М. И. Чайковский. Детские годы П. И. Чайковского
Старший сын Александры Андреевны, Николай, был самым блестящим по внешности представителем ее детей. Ловкий, красивый, изящный, до страсти любивший физические упражнения, он в отношении к Петру Ильичу был совершенно то же, что Володя в «Детстве и отрочестве» Л. Толстого к Коле. Все им любовались, им гордились, но в душе предпочитали далеко не такого изящного, неловкого, «вихрастого» Петичку.
<...> Младшие дети, Александра и Ипполит, в этот период, по своему возрасту, в жизни композитора никакой роли не играли.
Петру Ильичу было четыре с половиной года, когда Фанни приступила к занятиям с Николаем и Лидией, и чуть ли не в первый же день Александра Андреевна должна была уступить слезным мольбам ребенка и привести его в класс. С этого времени он стал заниматься наравне со старшими, причем обижался, если из снисхождения к годам его освобождали от каких-нибудь занятий. Очень скоро он по всем предметам нагнал своих товарищей, так что когда некоторое время спустя к ним присоединился Веничка, то он вместе с другими помогал ему встать в познаниях с ними на один уровень4. Шести лет он уже совершенно свободно читал по-французски и по-немецки. Русские уроки приходил давать некто г-н Блинов.
С первой встречи, по словам Фанни, она почувствовала особенную симпатию к младшему из своих учеников, не только потому, что он превосходил старших в способностях и добросовестности в занятиях, не потому, что он в сравнении с Николаем был тихоня и реже вызывал выговоры за шалости, а потому, что во всем, что он ни делал, сквозило нечто необыкновенное, безотчетно чаровавшее всех, кто приходил в соприкосновение с этим ребенком.

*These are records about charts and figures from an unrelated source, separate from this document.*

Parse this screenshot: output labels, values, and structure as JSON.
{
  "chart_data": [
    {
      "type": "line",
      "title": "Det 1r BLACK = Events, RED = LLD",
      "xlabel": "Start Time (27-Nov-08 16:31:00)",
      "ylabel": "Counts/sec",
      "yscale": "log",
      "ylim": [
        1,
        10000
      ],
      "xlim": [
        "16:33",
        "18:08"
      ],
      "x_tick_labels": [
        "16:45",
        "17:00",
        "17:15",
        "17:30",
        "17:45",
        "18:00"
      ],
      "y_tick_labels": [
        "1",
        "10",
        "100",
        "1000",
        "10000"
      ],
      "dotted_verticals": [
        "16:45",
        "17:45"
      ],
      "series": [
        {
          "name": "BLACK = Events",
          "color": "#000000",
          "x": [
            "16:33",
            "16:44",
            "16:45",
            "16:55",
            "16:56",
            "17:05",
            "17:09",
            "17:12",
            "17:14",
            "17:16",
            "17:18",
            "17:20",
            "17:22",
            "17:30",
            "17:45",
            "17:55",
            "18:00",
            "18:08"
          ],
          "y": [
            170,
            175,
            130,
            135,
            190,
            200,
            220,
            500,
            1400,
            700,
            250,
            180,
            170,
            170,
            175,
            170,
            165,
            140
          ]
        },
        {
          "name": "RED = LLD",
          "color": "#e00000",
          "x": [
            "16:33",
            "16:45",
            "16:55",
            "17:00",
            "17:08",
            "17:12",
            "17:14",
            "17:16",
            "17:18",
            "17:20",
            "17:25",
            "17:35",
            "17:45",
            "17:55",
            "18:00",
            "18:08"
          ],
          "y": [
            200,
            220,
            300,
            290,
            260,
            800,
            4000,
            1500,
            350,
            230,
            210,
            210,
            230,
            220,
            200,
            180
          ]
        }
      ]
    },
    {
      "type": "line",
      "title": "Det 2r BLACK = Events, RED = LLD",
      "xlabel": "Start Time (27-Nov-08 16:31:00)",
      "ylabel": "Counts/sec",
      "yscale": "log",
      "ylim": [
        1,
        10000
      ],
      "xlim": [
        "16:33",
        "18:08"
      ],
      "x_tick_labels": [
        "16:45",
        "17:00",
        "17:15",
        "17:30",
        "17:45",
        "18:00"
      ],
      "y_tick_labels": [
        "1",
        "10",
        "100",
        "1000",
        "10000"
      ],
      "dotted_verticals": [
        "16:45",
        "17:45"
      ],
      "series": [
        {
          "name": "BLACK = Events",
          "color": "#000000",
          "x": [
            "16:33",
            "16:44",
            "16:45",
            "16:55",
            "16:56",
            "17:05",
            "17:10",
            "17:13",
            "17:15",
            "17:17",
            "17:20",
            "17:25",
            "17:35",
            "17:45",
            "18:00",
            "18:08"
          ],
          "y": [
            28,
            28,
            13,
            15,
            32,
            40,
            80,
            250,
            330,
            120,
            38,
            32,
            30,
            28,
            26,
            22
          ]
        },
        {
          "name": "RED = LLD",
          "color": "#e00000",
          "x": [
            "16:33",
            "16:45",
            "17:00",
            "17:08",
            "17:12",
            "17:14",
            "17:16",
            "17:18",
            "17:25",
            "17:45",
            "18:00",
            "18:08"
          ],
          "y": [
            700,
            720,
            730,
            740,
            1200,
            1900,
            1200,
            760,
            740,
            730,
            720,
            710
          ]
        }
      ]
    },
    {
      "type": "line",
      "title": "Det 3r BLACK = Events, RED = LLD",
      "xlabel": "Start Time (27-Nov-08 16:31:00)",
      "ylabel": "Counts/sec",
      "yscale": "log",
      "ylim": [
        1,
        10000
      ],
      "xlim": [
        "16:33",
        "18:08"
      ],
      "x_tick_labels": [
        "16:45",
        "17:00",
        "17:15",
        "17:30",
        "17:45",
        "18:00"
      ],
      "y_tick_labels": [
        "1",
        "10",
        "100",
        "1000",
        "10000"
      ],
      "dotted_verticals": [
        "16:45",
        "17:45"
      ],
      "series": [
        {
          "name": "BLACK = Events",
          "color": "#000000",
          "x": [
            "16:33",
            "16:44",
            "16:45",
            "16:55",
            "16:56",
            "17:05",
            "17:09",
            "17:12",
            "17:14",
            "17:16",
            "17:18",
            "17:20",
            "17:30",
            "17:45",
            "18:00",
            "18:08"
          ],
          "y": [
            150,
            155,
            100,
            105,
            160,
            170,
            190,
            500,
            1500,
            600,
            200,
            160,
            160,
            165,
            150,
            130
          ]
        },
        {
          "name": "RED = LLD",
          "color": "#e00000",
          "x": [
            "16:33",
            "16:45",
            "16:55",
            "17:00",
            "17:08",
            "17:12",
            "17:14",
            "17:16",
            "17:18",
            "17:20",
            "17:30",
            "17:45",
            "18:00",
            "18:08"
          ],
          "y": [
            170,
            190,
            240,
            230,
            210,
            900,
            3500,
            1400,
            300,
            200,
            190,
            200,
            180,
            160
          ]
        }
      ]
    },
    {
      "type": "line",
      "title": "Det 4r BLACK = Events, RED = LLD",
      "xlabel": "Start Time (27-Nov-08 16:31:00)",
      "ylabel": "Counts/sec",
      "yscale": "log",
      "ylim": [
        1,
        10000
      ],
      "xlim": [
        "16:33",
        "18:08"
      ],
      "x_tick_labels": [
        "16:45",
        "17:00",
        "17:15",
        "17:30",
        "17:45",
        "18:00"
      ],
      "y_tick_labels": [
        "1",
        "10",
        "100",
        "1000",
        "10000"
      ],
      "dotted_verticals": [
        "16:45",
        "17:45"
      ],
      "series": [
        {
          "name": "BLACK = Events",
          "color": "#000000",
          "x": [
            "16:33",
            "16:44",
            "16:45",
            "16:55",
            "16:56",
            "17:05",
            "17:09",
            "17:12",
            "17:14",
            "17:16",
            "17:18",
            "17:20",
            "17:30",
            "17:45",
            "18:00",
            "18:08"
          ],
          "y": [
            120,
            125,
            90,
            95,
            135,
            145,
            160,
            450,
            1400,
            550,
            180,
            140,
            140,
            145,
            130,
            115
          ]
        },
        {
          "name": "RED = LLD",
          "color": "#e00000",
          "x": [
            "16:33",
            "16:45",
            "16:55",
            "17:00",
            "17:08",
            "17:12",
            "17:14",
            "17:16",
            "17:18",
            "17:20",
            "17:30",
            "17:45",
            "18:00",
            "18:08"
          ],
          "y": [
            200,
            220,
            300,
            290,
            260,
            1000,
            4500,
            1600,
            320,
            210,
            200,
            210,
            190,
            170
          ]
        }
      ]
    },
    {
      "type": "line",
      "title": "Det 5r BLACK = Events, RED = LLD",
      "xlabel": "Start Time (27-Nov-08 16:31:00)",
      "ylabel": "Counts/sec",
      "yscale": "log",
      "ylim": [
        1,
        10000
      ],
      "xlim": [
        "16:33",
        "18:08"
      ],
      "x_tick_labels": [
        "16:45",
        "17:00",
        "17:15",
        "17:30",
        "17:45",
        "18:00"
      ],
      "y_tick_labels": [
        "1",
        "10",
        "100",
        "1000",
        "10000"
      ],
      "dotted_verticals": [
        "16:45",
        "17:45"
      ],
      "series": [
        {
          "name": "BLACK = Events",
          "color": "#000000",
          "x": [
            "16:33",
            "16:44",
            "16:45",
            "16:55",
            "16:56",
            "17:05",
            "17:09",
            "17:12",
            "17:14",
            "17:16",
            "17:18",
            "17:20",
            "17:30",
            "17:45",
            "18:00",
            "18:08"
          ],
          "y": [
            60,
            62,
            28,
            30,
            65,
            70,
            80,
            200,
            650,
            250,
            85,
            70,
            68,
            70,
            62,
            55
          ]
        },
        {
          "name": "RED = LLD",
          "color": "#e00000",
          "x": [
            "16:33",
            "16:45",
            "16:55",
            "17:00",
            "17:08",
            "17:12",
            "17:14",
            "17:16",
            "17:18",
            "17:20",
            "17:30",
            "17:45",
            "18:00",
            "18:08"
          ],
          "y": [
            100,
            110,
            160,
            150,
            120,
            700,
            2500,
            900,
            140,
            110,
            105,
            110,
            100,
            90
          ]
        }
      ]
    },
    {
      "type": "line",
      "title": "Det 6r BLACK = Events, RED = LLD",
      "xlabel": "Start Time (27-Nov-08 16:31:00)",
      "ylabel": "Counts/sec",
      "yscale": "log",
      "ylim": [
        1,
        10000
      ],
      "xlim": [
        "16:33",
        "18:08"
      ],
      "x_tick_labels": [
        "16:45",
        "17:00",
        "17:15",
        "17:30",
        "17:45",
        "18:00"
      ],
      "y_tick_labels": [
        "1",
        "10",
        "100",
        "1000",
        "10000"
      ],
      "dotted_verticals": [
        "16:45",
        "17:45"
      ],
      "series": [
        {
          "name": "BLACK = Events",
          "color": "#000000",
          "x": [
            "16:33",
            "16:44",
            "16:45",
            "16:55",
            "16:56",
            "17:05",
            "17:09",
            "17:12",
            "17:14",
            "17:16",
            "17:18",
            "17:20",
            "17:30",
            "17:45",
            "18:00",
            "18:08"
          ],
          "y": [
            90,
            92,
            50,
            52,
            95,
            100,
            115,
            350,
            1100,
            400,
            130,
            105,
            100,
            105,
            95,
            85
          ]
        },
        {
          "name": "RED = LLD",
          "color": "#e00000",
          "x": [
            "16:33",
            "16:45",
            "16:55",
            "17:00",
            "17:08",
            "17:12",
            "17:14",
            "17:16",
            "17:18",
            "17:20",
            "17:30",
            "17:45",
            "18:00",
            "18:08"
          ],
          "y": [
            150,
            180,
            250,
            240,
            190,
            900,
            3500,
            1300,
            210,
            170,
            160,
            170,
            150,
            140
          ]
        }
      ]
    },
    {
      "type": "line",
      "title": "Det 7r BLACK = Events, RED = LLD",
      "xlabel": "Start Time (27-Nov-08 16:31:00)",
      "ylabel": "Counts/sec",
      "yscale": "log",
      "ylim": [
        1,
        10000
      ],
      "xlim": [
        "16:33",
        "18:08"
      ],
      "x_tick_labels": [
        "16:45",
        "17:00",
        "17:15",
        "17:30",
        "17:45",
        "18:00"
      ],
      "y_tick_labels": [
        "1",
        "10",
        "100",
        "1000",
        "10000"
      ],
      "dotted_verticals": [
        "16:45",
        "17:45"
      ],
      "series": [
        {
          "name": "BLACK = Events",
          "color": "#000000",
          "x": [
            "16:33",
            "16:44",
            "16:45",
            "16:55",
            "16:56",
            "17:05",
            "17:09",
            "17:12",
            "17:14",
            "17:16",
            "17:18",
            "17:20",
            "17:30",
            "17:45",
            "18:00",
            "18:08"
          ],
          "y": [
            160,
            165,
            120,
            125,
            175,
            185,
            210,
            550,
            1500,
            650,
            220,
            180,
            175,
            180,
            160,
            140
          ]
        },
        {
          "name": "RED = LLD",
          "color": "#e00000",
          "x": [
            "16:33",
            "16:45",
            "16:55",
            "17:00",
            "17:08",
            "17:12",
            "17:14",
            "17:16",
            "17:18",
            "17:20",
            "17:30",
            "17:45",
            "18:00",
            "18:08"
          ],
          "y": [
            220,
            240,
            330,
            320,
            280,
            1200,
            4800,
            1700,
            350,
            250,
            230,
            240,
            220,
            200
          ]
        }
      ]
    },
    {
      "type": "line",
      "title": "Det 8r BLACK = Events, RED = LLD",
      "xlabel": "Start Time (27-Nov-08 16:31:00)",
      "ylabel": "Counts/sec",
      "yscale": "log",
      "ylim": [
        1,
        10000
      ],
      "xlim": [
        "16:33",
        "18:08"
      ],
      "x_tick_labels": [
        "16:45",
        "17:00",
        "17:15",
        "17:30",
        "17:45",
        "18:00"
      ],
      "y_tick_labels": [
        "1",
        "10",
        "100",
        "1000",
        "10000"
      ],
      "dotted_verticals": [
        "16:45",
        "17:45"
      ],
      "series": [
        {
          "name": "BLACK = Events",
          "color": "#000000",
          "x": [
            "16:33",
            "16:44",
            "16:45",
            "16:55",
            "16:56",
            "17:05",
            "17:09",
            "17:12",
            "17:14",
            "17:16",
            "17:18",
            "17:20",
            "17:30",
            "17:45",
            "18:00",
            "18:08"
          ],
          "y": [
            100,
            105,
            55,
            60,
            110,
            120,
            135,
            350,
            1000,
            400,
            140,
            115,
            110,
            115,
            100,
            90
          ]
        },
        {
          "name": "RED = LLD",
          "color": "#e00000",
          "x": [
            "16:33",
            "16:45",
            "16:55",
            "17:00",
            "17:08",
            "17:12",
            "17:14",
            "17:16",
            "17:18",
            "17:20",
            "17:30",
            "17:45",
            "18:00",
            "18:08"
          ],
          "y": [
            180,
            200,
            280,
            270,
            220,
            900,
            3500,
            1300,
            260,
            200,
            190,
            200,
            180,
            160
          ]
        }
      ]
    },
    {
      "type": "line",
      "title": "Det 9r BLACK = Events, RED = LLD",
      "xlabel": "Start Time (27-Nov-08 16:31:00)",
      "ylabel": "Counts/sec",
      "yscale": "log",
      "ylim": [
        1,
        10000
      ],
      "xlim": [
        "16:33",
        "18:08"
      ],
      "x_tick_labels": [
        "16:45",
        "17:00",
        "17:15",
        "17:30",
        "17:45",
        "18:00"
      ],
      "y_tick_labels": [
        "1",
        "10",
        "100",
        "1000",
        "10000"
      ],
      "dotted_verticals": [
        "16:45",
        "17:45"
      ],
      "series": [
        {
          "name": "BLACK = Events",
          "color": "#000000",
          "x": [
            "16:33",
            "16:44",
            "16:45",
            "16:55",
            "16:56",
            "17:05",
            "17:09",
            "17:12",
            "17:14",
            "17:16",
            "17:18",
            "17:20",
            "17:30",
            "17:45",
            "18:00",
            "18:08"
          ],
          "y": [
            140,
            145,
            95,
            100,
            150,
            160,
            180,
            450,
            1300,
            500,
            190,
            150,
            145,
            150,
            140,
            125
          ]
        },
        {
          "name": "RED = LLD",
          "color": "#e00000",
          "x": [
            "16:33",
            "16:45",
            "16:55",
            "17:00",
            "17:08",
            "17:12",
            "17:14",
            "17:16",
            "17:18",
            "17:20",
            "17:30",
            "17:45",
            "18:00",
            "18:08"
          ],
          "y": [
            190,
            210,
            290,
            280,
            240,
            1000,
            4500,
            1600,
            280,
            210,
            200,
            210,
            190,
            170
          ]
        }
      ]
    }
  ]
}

По внешности, как уже сказано, он далеко уступал Николаю, но, кроме того, отличался от него неряшливостью. Вечно с вихрами, небрежно одетый, по рассеянности где-нибудь испачкавшийся, рядом с припомаженным, элегантным и всегда подтянутым братом он на первый взгляд оставался в тени, но стоило побыть несколько времени с этим неопрятным мальчиком, чтобы, поддавшись очарованию его ума, а главное — сердца, отдать ему предпочтение перед другими детьми. Начиная с самого раннего детства во все периоды его жизни эта исключительная способность привлекать к себе общую симпатию, обращать на себя исключительное внимание окружающих была ему присуща. Можно подумать, что его знаменитость и блеск положения в настоящем заставляли людей, знавших его прежде, ретроспективно окружать личность ребенка ореолом будущей славы, но многочисленные документальные доказательства свидетельствуют явно, что всегда, когда о славе и речи не могло быть, — личность Петра Ильича невольно останавливала на себе внимание всякого.
В 1843 году Илья Петрович в письме уже называл его «наш общий любимец», «жемчужина моей семьи». Александра Андреевна, внешним образом совершенно одинаково относившаяся ко всем детям, несколько раз, по многим свидетельствам, говорила о втором сыне как о «сокровище», «золоте семьи». Старушка Надежда Тимофеевна5 сделала его своим наследником. Настасья Васильевна, глубоко равнодушная к славе музыканта, по воспитанию и старинным воззрениям скорее склонная презрительно относиться к этой специальности, никогда не слышавшая ни одной ноты из его сочинений, до последнего издыхания сохраняла какой-то культ к «Петичке». Наконец, m-lle Фанни, в самый разгар славы своего воспитанника, когда по всей Франции разнеслось его имя, скрывавшая от него свое существование и не желавшая свидания с ним из страха «de ne plus retrouver son petit cheri d'autrefois» («Больше не найти своего прежнего маленького любимца»), в течение почти пятидесяти лет хранила как святыню малейшую его записочку, клочок бумаги, испачканный детской рукой6,— все это разве не служит несомненным свидетельством, что не будущую знаменитость, а просто ребенка любила она? Не только свои, но и посторонние отличали его от других. Некто г-жа Эмилия Ландражен, приятельница Фанни, писала в 1849 году: «Этот ребенок нравился мне более, чем все другие».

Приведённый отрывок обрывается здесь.